Tipping Point for Tableside
If you’re traveling in Europe, you can barely sit down and order a Starbucks’ coffee without a tech-enabled barista processing your order on a hand-held POS. Stateside, however, we’ve been talking about tableside point-of-sale for years but have yet to see major traction for either ordering or payment. That tide, I predict, is about to turn, and there are two major developments that will drive deployment.
The first simply comes down to form factor. Many of the devices previously available for tableside POS were too costly, or until recently, too cumbersome. Restaurants are now getting around this by loading POS applications onto devices that were intended for consumer use, which can cost 90% less than POS hardware built for the enterprise (say, $200 vs. $2,000). One restaurant chain is rolling out a tableside ordering application on Motorola’s Droid, and others are giving servers iTouch devices to capture orders. These consumer devices, in some cases from the same makers as the enterprise tools, are the “way” to the restaurant industry’s “will”: nearly 40% of restaurants responding to Hospitality Technology’s 2011 POS Software survey identified tableside POS for ordering and/or payment as the “most interesting platform innovation to their company” for the year ahead.
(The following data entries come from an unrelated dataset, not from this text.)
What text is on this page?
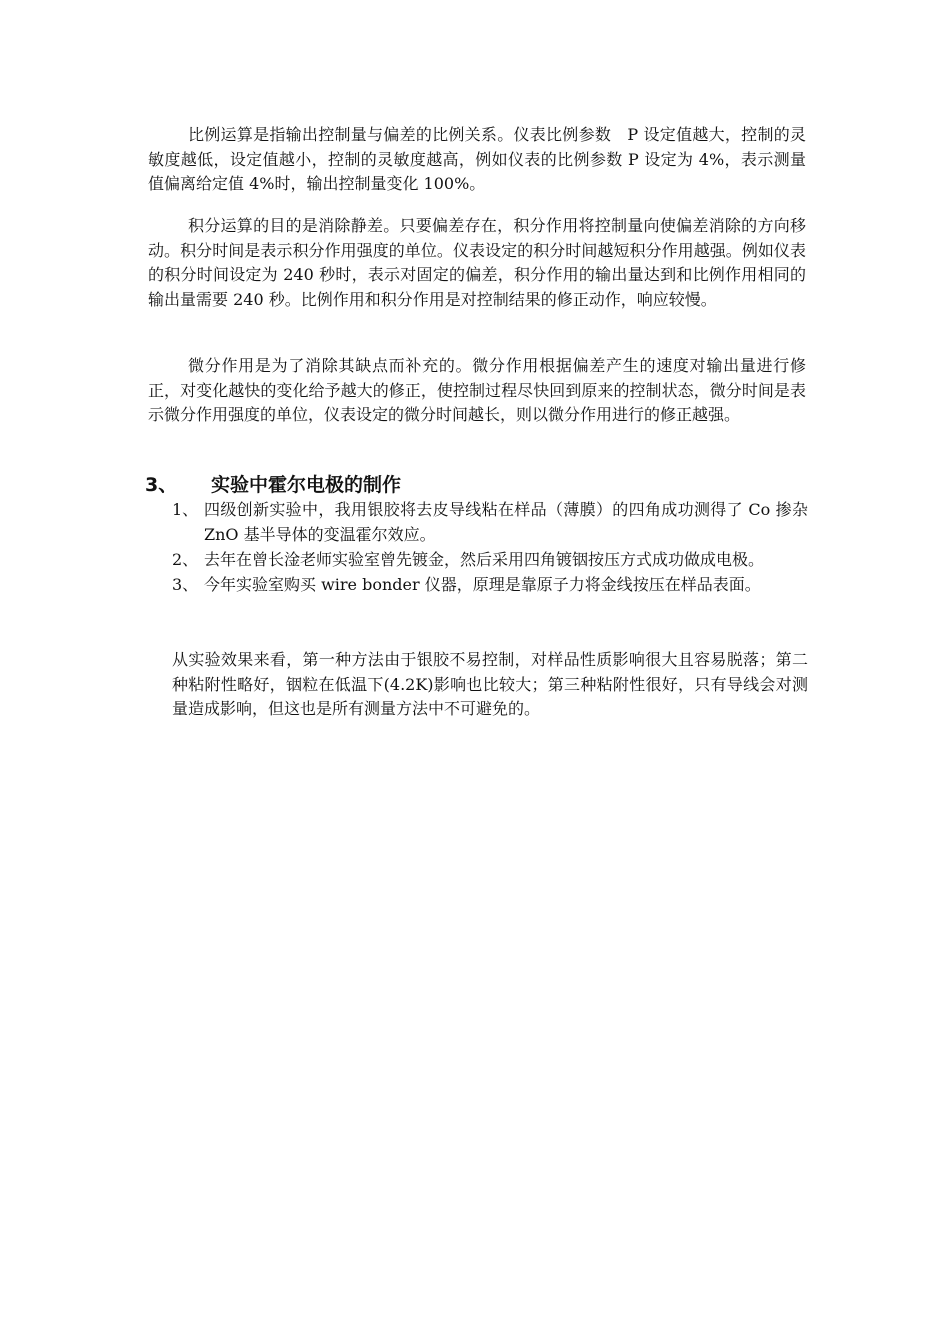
比例运算是指输出控制量与偏差的比例关系。仪表比例参数　P 设定值越大，控制的灵敏度越低，设定值越小，控制的灵敏度越高，例如仪表的比例参数 P 设定为 4%，表示测量值偏离给定值 4%时，输出控制量变化 100%。

积分运算的目的是消除静差。只要偏差存在，积分作用将控制量向使偏差消除的方向移动。积分时间是表示积分作用强度的单位。仪表设定的积分时间越短积分作用越强。例如仪表的积分时间设定为 240 秒时，表示对固定的偏差，积分作用的输出量达到和比例作用相同的输出量需要 240 秒。比例作用和积分作用是对控制结果的修正动作，响应较慢。

微分作用是为了消除其缺点而补充的。微分作用根据偏差产生的速度对输出量进行修正，对变化越快的变化给予越大的修正，使控制过程尽快回到原来的控制状态，微分时间是表示微分作用强度的单位，仪表设定的微分时间越长，则以微分作用进行的修正越强。

3、 实验中霍尔电极的制作
1、 四级创新实验中，我用银胶将去皮导线粘在样品（薄膜）的四角成功测得了 Co 掺杂 ZnO 基半导体的变温霍尔效应。
2、 去年在曾长淦老师实验室曾先镀金，然后采用四角镀铟按压方式成功做成电极。
3、 今年实验室购买 wire bonder 仪器，原理是靠原子力将金线按压在样品表面。

从实验效果来看，第一种方法由于银胶不易控制，对样品性质影响很大且容易脱落；第二种粘附性略好，铟粒在低温下(4.2K)影响也比较大；第三种粘附性很好，只有导线会对测量造成影响，但这也是所有测量方法中不可避免的。
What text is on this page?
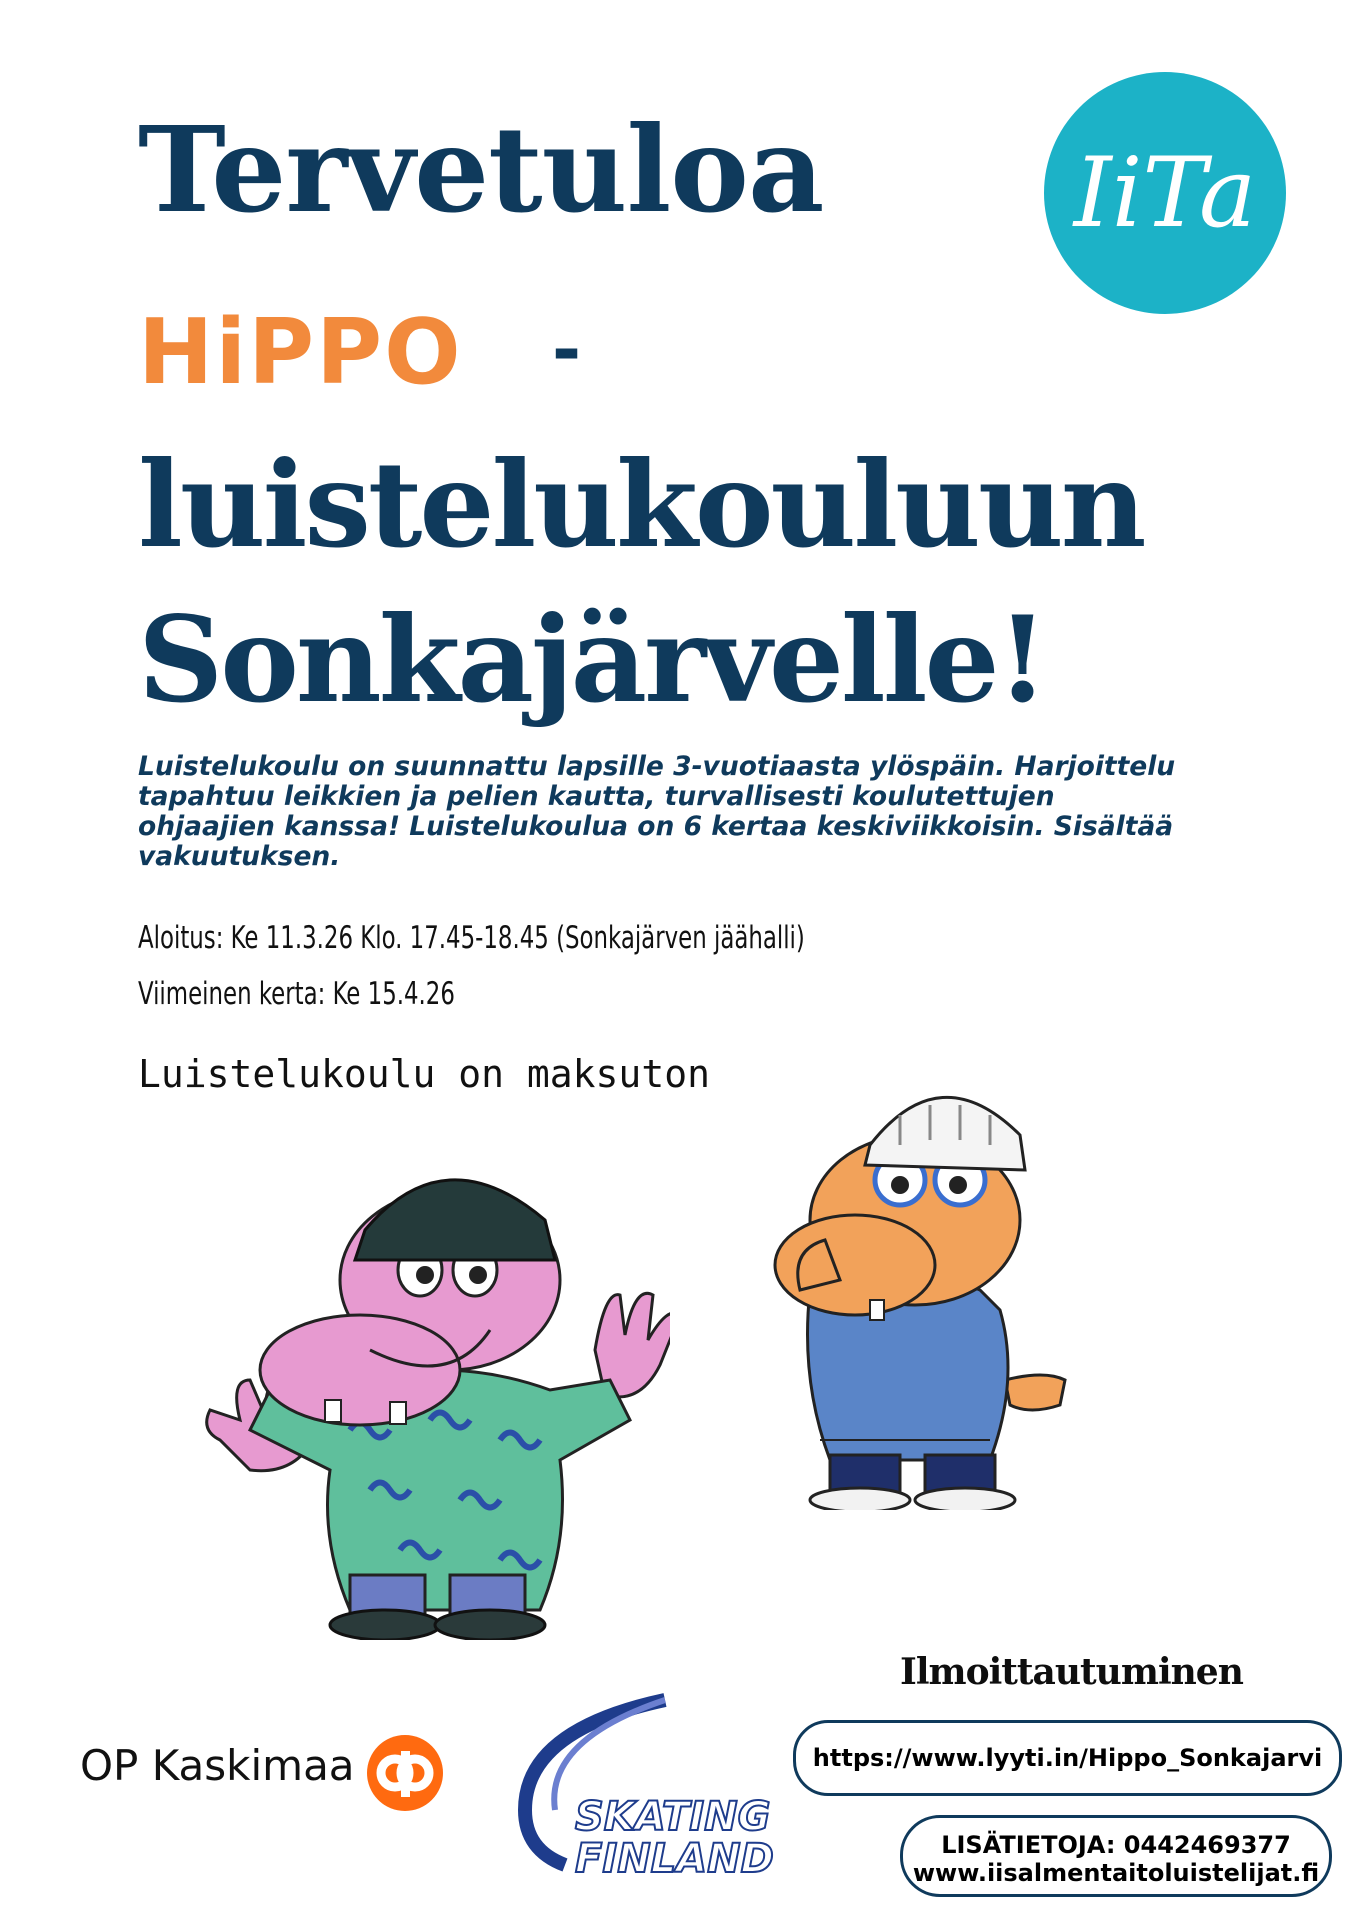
Tervetuloa
HiPPO -
luistelukouluun
Sonkajärvelle!
IiTa
Luistelukoulu on suunnattu lapsille 3-vuotiaasta ylöspäin. Harjoittelu tapahtuu leikkien ja pelien kautta, turvallisesti koulutettujen ohjaajien kanssa! Luistelukoulua on 6 kertaa keskiviikkoisin. Sisältää vakuutuksen.
Aloitus: Ke 11.3.26 Klo. 17.45-18.45 (Sonkajärven jäähalli)
Viimeinen kerta: Ke 15.4.26
Luistelukoulu on maksuton
Ilmoittautuminen
https://www.lyyti.in/Hippo_Sonkajarvi
LISÄTIETOJA: 0442469377
www.iisalmentaitoluistelijat.fi
OP Kaskimaa
SKATING
FINLAND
The second driving factor is menu labeling requirements from the U.S. Federal Government, passed into law this past March, that require restaurants with 20 or more locations to provide nutritional information to consumers. Rather than reprint paper menus every time a food item is changed, restaurants will likely turn to technology. For the QSR segment, digital menu boards may well be the best way to keep this information current. For family and upscale segments, tableside devices that can offer information to the consumer while processing orders will help restaurants boost check totals, while complying with Federal requirements.